The ability to fly has enabled insects to evade predators, disperse, and
occupy diverse niches leading to their remarkable success. Most flying
insects have undergone miniaturization. Miniaturization or a reduction in
body size implies reduced wing span which results in reduced aerodynamic
forces. To overcome the reduced lift, flies (order Diptera) flap their
wings at very high frequencies, often exceeding 100Hz. These rapid wing
beats are powered by specialized myogenic muscles. Their fast and exquisite
flight maneuvers are controlled by rapid feedback from halteres; modified
hind wings that have evolved into mechanosensory organs. Halteres also
oscillate at wing beat frequencies but at precise phase relationship to the
wings. The two contralateral wings also oscillate precisely in-phase with
each other. Flies must maintain precise phase coordination between wings
and halteres for stable flight. This coordination occurs at rates that are
often difficult to achieve via active neural control.

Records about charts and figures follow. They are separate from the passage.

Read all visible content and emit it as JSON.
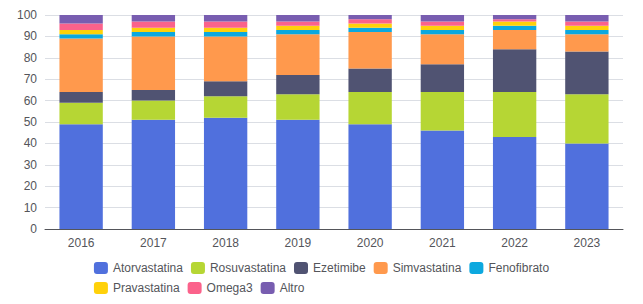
{
  "chart_data": {
    "type": "bar",
    "stacked": true,
    "categories": [
      "2016",
      "2017",
      "2018",
      "2019",
      "2020",
      "2021",
      "2022",
      "2023"
    ],
    "series": [
      {
        "name": "Atorvastatina",
        "values": [
          49,
          51,
          52,
          51,
          49,
          46,
          43,
          40
        ]
      },
      {
        "name": "Rosuvastatina",
        "values": [
          10,
          9,
          10,
          12,
          15,
          18,
          21,
          23
        ]
      },
      {
        "name": "Ezetimibe",
        "values": [
          5,
          5,
          7,
          9,
          11,
          13,
          20,
          20
        ]
      },
      {
        "name": "Simvastatina",
        "values": [
          25,
          25,
          21,
          19,
          17,
          14,
          9,
          8
        ]
      },
      {
        "name": "Fenofibrato",
        "values": [
          2,
          2,
          2,
          2,
          2,
          2,
          2,
          2
        ]
      },
      {
        "name": "Pravastatina",
        "values": [
          2,
          2,
          2,
          2,
          2,
          2,
          2,
          2
        ]
      },
      {
        "name": "Omega3",
        "values": [
          3,
          3,
          3,
          2,
          2,
          2,
          1,
          2
        ]
      },
      {
        "name": "Altro",
        "values": [
          4,
          3,
          3,
          3,
          2,
          3,
          2,
          3
        ]
      }
    ],
    "ylim": [
      0,
      100
    ],
    "yticks": [
      0,
      10,
      20,
      30,
      40,
      50,
      60,
      70,
      80,
      90,
      100
    ],
    "grid": true,
    "legend": "bottom"
  }
}
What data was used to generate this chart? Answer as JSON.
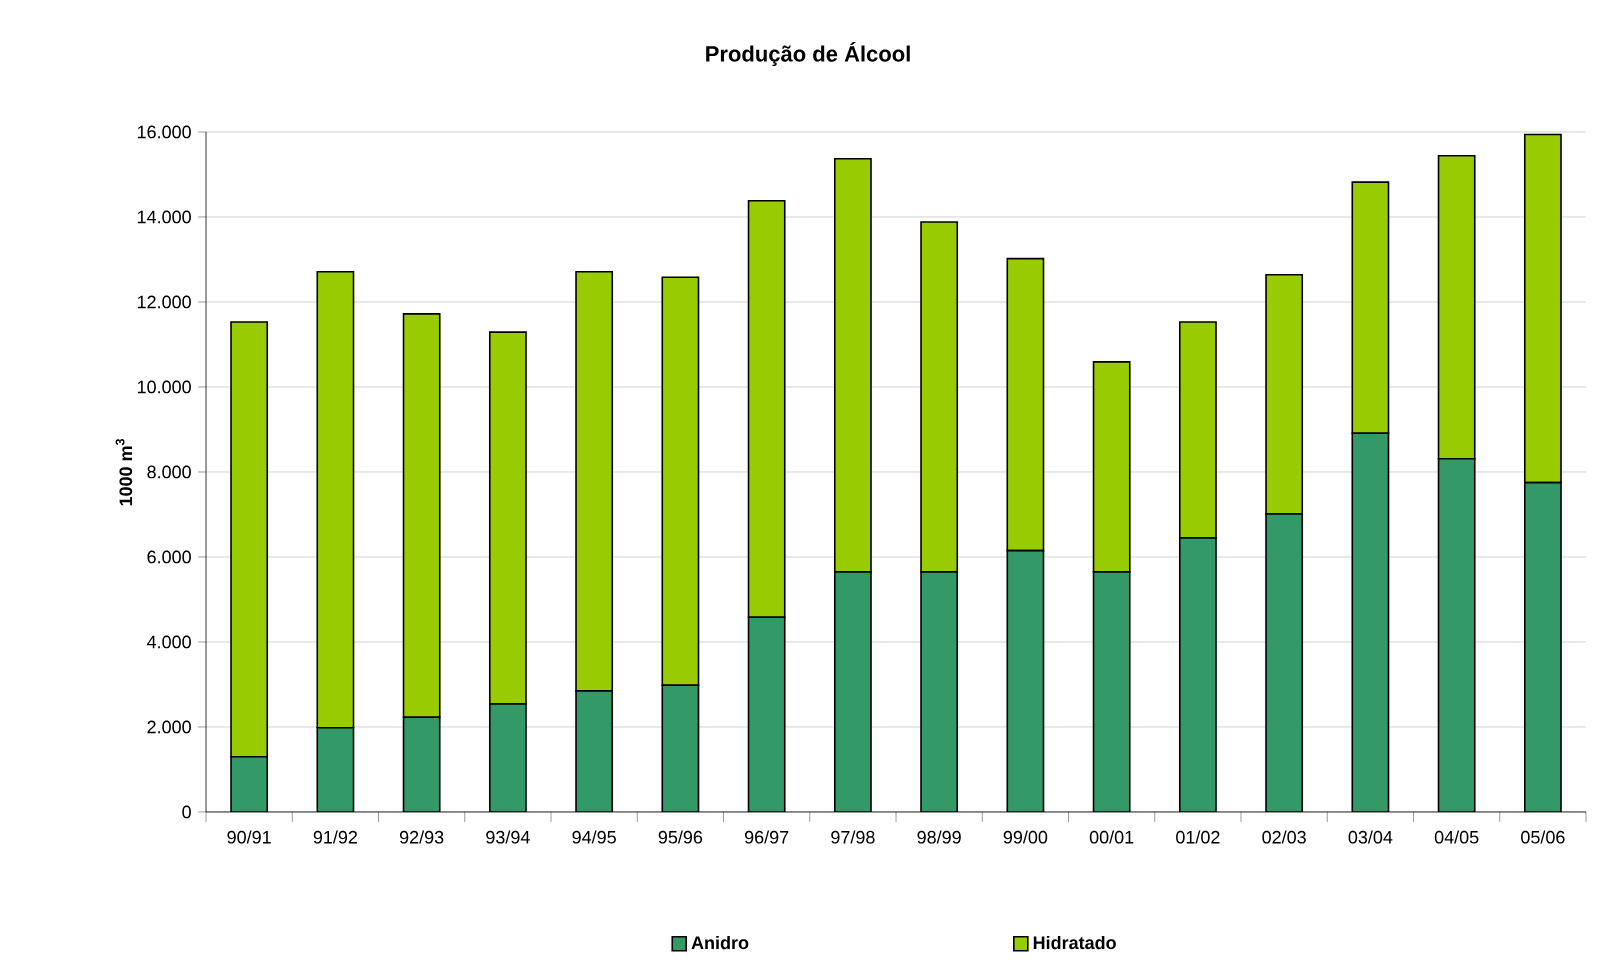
{
  "chart_data": {
    "type": "bar",
    "title": "Produção de Álcool",
    "ylabel": "1000 m$^{3}$",
    "categories": [
      "90/91",
      "91/92",
      "92/93",
      "93/94",
      "94/95",
      "95/96",
      "96/97",
      "97/98",
      "98/99",
      "99/00",
      "00/01",
      "01/02",
      "02/03",
      "03/04",
      "04/05",
      "05/06"
    ],
    "series": [
      {
        "name": "Anidro",
        "color": "#339966",
        "values": [
          1300,
          1980,
          2230,
          2540,
          2850,
          2980,
          4580,
          5650,
          5650,
          6150,
          5650,
          6450,
          7010,
          8910,
          8310,
          7750
        ]
      },
      {
        "name": "Hidratado",
        "color": "#99cc00",
        "values": [
          10230,
          10730,
          9490,
          8750,
          9860,
          9600,
          9800,
          9720,
          8230,
          6870,
          4940,
          5080,
          5630,
          5910,
          7130,
          8190
        ]
      }
    ],
    "stacked": true,
    "ylim": [
      0,
      16000
    ],
    "yticks": [
      0,
      {
        "value": 2000,
        "label": "2.000"
      },
      {
        "value": 4000,
        "label": "4.000"
      },
      {
        "value": 6000,
        "label": "6.000"
      },
      {
        "value": 8000,
        "label": "8.000"
      },
      {
        "value": 10000,
        "label": "10.000"
      },
      {
        "value": 12000,
        "label": "12.000"
      },
      {
        "value": 14000,
        "label": "14.000"
      },
      {
        "value": 16000,
        "label": "16.000"
      }
    ],
    "grid": "y",
    "legend": "bottom"
  }
}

Our results show that
this rapid and yet coordination of wing and haltere motion is achieved by
passive, mechanical connections within the fly thorax instead of being
under active neural control. Coupled by mechanical linkages, wings and
halteres act as coupled oscillators. This mechanical coupling ensures
robust coordination even if there are slight differences in the natural
frequencies of wings and halteres due to developmental errors or
environmental damage for e.g. in flies with torn wings often seen in the
wild. In addition to the passive, rapid coordination flies use an actively
controlled clutch and gear box under each wing base which allows
independent control of individual wing motion despite being mechanically
connected. Passive mechanical coupling might be a general mechanism that
enables rapid coordination in various miniaturized insects like bees (order
Hymenoptera) and beetles (order Coleoptera).